Entendu sur RMC infos ce matin, le supporter de l’Olympique de Marseille accueilli la nuit dernière en « héros » à l’aéroport de Marignane. Encore une fois les « journaleux » ne sont pas capables de faire preuve de bon sens et d’utiliser les termes appropriés. L’évènement est heureux évidemment mais de là à faire d’un supporter un zéro (pardon, un héros) il y a un gouffre qu’il eût mieux valu ne pas franchir. Mais rien n’arrête nos vaillants journaleux. À une certaine époque, le général Patton avait une autre idée du héros. Pour lui quelqu’un qui se faisait tuer au combat n’était qu’un C.O.N. Pour lui le véritable héros c’était celui qui allait tuer les C.O.N.S d’en face. On est bien loin de ces héros. Enfin, lorsque Santos aura procréé, son fils pourra réciter ce poème de Victor Hugo relatant un épisode d’une des guerres napoléoniennes en Espagne.

Après la bataille

Mon père, ce héros au sourire si doux,

Suivi d'un seul housard qu'il aimait entre tous

Pour sa grande bravoure et pour sa haute taille,

Parcourait à cheval, le soir d'une bataille,

Le champ couvert de morts sur qui tombait la nuit.

Il lui sembla dans l'ombre entendre un faible bruit.

C'était un Espagnol de l'armée en déroute

Qui se traînait sanglant sur le bord de la route,

Râlant, brisé, livide, et mort plus qu'à moitié.

Et qui disait: " A boire! à boire par pitié ! "

Mon père, ému, tendit à son housard fidèle

Une gourde de rhum qui pendait à sa selle,

Et dit: "Tiens, donne à boire à ce pauvre blessé. "

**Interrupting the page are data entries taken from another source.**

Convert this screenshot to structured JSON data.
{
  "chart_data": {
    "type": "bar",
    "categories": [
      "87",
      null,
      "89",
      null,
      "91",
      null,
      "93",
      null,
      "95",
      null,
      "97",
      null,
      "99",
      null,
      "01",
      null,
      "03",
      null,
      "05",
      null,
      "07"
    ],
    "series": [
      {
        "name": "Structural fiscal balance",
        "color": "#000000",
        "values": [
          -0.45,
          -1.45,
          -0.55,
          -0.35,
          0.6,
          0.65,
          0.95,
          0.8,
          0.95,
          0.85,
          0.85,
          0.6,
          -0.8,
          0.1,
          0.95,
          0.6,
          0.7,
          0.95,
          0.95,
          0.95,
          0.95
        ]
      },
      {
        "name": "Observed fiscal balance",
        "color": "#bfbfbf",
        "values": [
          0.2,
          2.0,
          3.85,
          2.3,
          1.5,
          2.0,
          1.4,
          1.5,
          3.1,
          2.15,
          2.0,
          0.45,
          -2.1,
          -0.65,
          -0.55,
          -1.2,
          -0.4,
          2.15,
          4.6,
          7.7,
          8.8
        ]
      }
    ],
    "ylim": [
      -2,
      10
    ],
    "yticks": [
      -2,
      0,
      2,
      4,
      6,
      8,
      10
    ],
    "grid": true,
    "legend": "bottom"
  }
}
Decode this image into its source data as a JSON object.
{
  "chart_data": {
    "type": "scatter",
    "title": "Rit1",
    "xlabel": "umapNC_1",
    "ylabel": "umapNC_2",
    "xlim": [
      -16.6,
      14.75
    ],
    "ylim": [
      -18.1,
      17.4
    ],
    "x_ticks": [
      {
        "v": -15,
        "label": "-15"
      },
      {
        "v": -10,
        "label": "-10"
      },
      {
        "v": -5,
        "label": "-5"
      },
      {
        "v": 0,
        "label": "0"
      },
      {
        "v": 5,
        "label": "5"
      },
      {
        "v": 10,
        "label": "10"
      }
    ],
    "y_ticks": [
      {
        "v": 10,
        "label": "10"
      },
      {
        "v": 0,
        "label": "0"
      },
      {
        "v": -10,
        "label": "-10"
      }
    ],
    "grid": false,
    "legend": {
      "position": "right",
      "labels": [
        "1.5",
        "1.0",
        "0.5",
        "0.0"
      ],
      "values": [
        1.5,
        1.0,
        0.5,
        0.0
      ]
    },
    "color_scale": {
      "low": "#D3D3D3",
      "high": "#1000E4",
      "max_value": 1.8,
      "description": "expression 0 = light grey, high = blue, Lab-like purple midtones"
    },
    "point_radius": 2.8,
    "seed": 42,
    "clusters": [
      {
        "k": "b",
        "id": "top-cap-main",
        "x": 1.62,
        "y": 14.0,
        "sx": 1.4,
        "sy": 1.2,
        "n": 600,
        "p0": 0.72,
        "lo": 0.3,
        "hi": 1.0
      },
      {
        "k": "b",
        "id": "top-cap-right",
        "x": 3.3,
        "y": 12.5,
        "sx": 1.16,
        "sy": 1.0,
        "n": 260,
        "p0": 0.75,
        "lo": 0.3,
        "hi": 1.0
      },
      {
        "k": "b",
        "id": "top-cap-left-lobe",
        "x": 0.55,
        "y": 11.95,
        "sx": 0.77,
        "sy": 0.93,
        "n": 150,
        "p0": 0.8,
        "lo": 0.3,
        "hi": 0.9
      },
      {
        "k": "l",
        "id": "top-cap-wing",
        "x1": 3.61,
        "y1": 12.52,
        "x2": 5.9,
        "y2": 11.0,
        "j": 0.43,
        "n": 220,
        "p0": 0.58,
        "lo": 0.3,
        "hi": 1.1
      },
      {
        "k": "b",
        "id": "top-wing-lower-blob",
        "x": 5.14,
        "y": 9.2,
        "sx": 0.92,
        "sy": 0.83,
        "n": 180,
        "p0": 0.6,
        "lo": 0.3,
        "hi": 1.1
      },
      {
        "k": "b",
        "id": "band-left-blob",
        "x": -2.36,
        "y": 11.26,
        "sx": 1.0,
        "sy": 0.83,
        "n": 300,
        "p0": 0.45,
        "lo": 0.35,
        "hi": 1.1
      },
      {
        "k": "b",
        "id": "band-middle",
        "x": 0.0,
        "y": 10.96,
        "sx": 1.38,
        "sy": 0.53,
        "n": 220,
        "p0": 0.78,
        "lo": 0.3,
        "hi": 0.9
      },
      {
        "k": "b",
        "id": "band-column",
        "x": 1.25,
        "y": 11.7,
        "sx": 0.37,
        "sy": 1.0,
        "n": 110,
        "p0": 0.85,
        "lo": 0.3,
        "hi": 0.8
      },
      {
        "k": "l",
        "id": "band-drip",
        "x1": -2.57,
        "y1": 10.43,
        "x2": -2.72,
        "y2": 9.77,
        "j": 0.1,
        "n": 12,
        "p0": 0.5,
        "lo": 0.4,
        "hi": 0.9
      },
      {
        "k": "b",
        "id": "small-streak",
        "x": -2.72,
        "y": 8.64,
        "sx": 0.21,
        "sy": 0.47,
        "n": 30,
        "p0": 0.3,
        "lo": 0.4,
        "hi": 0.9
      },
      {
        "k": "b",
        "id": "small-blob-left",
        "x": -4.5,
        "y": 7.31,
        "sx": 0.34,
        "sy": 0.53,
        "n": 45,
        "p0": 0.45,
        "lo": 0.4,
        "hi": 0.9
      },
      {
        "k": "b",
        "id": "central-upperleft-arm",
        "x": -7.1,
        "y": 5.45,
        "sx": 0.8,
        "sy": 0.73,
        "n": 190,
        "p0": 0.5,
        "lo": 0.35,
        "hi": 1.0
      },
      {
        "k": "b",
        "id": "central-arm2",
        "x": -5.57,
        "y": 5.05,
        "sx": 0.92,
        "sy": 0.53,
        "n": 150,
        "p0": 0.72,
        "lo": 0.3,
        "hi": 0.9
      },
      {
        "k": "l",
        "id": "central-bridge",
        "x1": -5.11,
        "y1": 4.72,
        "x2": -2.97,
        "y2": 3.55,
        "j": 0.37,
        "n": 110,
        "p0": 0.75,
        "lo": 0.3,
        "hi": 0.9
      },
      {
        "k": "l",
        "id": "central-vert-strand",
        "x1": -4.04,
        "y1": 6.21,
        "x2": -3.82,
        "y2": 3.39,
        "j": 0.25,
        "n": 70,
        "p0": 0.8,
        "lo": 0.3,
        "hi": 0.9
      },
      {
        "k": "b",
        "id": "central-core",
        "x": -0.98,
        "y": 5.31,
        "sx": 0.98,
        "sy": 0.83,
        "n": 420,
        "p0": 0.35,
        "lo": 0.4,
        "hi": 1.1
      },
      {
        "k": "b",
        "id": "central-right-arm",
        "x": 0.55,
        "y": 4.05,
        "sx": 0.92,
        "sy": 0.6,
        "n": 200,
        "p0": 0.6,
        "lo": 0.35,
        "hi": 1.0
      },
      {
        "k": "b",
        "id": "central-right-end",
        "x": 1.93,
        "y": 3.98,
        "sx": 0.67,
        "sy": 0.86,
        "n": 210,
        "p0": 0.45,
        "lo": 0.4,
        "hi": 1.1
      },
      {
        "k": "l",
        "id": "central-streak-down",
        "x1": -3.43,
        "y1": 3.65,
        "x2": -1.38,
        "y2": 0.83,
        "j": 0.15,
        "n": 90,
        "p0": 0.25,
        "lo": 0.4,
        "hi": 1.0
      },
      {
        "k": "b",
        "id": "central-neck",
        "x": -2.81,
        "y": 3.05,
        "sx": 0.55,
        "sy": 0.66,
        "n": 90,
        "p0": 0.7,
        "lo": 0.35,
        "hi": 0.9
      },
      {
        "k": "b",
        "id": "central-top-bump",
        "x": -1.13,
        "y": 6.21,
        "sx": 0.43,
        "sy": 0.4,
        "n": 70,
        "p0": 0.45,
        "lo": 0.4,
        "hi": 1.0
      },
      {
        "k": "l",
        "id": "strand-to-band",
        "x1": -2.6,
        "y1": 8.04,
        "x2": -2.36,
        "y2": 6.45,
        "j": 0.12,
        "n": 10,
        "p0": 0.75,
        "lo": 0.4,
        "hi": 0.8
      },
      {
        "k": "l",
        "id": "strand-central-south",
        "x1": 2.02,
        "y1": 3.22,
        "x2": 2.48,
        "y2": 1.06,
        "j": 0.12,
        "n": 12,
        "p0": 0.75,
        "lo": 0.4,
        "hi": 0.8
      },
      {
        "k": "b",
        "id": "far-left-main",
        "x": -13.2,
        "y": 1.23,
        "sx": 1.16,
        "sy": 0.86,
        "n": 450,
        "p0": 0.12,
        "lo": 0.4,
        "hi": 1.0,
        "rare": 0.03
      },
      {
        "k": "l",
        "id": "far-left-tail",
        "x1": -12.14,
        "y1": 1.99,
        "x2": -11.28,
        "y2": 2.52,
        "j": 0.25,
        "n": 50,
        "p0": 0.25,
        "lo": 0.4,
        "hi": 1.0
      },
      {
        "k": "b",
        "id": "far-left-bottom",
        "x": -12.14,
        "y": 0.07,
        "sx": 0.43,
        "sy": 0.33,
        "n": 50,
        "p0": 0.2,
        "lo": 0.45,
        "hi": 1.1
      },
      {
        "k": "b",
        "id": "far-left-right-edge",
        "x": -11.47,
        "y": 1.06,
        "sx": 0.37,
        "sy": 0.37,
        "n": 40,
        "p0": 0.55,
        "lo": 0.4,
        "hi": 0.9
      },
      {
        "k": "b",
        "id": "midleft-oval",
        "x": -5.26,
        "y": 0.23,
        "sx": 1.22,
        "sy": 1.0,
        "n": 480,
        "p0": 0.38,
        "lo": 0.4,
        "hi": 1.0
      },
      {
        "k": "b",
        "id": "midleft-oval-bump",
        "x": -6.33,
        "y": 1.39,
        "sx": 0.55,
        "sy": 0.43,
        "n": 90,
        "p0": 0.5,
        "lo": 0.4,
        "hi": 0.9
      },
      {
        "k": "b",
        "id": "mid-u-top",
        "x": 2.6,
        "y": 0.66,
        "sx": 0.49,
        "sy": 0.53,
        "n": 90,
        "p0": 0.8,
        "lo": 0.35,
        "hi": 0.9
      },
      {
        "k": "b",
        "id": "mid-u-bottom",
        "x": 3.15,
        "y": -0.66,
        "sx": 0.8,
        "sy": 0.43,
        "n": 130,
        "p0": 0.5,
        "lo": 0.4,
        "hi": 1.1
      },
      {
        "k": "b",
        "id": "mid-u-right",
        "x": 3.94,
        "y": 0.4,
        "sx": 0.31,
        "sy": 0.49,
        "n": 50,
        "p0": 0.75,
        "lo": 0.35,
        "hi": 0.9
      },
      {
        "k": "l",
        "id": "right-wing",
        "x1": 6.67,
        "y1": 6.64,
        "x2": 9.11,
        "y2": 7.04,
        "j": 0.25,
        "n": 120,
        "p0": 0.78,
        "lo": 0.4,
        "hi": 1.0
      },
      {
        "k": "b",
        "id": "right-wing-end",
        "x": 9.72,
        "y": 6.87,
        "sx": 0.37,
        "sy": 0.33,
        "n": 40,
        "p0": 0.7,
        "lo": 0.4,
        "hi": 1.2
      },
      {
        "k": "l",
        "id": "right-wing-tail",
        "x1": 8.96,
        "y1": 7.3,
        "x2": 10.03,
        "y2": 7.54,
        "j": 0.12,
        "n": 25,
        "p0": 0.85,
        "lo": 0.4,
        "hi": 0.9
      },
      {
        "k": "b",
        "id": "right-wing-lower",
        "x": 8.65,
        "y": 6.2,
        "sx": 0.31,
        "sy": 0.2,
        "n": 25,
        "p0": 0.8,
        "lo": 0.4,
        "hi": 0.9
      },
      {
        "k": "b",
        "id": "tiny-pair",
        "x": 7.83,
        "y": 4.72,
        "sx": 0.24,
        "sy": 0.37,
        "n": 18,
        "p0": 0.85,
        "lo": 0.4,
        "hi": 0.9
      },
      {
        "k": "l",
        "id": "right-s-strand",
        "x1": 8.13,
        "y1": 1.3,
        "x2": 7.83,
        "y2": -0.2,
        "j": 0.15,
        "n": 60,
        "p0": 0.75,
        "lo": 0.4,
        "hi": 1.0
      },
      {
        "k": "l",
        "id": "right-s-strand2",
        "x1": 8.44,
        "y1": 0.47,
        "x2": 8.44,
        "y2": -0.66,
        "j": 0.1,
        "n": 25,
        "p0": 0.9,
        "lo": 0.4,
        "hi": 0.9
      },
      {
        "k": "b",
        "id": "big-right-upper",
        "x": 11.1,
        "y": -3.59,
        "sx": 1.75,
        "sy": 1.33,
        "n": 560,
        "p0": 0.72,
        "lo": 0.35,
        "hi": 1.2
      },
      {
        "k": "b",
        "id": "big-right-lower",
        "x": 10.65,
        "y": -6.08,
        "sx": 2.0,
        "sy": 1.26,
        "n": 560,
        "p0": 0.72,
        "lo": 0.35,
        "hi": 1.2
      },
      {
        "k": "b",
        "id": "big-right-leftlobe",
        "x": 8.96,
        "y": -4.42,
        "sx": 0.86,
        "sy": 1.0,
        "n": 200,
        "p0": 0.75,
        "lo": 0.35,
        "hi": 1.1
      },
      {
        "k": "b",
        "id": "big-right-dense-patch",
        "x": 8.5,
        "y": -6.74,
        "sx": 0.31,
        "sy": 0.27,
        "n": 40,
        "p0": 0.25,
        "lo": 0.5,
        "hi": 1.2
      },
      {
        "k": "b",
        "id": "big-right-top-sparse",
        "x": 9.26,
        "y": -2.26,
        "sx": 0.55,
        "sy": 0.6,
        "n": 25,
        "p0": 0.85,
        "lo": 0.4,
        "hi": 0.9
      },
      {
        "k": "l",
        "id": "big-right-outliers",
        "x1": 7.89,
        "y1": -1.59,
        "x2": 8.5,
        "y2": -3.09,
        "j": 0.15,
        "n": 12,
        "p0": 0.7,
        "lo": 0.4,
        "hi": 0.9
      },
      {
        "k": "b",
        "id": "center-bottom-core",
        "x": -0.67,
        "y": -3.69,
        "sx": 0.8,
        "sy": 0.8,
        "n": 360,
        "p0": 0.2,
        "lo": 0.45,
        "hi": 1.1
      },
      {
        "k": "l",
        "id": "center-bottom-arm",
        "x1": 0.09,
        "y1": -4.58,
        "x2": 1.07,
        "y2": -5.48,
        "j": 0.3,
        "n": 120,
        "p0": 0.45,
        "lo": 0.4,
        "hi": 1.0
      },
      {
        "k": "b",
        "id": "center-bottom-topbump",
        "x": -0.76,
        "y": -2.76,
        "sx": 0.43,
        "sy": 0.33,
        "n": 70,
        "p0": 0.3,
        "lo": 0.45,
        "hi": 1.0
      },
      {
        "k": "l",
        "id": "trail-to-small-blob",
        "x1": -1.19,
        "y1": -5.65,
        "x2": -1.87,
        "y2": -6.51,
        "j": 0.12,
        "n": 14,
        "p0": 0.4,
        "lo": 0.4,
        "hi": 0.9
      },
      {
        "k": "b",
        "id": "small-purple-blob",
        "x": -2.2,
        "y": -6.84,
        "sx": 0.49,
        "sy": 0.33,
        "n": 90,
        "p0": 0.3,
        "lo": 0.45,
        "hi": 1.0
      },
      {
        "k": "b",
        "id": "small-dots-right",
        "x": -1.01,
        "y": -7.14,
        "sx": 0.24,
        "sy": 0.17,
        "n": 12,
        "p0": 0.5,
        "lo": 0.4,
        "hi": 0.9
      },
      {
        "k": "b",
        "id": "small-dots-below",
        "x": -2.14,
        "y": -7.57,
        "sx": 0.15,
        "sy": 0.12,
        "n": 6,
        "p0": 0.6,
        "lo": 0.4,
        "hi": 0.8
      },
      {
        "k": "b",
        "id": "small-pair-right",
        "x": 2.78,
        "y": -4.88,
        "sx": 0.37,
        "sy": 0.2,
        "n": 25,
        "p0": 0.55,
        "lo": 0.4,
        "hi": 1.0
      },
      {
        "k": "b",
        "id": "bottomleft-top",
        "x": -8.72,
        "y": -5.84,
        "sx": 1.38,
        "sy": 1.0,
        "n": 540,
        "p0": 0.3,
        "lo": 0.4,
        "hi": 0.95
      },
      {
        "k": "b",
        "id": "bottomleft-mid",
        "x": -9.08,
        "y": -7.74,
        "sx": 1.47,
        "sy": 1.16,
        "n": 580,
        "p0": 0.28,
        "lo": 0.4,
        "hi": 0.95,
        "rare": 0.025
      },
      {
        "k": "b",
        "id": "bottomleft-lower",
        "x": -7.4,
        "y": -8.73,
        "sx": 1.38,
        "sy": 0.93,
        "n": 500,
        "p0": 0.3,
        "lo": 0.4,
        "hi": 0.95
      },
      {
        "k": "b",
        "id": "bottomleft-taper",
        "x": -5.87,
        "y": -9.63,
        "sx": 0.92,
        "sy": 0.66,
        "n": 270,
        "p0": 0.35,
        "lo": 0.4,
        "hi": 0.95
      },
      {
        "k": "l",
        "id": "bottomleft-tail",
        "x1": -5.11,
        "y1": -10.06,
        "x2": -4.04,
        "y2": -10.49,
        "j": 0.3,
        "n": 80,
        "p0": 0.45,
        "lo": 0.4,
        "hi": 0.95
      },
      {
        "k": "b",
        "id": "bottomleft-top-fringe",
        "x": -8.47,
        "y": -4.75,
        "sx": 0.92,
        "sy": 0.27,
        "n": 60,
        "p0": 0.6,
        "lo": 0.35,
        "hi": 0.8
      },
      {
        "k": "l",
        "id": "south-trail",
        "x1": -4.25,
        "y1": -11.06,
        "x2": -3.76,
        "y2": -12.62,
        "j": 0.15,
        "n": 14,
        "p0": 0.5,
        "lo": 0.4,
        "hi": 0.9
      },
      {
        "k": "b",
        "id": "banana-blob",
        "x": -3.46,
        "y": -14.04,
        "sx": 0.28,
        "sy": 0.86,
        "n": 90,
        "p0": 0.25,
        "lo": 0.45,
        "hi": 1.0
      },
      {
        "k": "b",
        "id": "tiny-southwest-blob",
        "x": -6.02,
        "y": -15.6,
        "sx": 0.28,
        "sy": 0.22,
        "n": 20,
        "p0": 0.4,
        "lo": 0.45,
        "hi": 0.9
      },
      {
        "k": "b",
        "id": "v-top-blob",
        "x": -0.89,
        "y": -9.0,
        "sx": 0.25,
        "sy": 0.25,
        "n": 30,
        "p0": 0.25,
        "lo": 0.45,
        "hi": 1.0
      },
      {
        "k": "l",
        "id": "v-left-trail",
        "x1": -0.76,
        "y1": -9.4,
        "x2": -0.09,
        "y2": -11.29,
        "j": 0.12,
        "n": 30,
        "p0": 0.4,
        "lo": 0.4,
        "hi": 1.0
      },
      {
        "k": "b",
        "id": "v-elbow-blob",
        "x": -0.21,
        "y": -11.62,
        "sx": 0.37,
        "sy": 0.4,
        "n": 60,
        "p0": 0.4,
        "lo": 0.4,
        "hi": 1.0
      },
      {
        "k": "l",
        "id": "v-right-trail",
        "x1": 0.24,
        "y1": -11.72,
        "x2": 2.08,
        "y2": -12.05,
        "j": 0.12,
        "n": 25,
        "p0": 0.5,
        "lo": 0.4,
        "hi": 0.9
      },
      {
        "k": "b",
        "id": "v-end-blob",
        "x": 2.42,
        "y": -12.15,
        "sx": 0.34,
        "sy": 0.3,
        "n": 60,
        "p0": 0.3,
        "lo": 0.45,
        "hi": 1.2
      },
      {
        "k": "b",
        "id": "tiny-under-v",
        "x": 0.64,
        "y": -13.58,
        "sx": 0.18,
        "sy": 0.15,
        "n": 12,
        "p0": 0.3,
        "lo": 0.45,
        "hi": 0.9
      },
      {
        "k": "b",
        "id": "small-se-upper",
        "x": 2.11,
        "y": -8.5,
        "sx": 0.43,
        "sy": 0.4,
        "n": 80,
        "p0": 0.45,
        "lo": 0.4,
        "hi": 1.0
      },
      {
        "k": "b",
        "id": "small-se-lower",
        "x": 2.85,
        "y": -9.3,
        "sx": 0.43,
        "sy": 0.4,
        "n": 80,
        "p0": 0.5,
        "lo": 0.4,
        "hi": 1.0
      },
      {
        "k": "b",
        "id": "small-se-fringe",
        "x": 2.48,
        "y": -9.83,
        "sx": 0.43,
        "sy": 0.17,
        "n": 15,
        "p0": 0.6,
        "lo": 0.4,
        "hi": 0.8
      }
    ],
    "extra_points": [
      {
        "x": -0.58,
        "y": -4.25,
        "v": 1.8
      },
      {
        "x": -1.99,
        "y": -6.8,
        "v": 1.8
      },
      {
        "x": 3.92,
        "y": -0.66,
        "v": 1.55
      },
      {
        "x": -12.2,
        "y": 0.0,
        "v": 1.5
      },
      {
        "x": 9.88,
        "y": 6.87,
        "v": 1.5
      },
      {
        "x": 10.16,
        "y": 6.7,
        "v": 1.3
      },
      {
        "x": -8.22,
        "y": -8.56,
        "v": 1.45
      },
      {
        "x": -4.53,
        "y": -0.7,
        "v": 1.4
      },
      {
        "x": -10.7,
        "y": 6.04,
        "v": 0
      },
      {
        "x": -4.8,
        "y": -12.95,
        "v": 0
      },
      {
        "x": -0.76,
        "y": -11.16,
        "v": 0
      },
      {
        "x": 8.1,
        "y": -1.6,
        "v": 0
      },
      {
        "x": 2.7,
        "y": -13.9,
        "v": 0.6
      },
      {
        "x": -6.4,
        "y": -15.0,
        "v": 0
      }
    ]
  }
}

Tout à coup, au moment où le housard baissé

Se penchait vers lui, l'homme, une espèce de maure,

Saisit un pistolet qu'il étreignait encore,

Et vise au front mon père en criant: "Caramba! "

Le coup passa si près que le chapeau tomba

Et que le cheval fit un écart en arrière.

" Donne-lui tout de même à boire ", dit mon père.

Décidemment, « Autopsie d’une décadence » va avoir beaucoup de mal avec les médias français.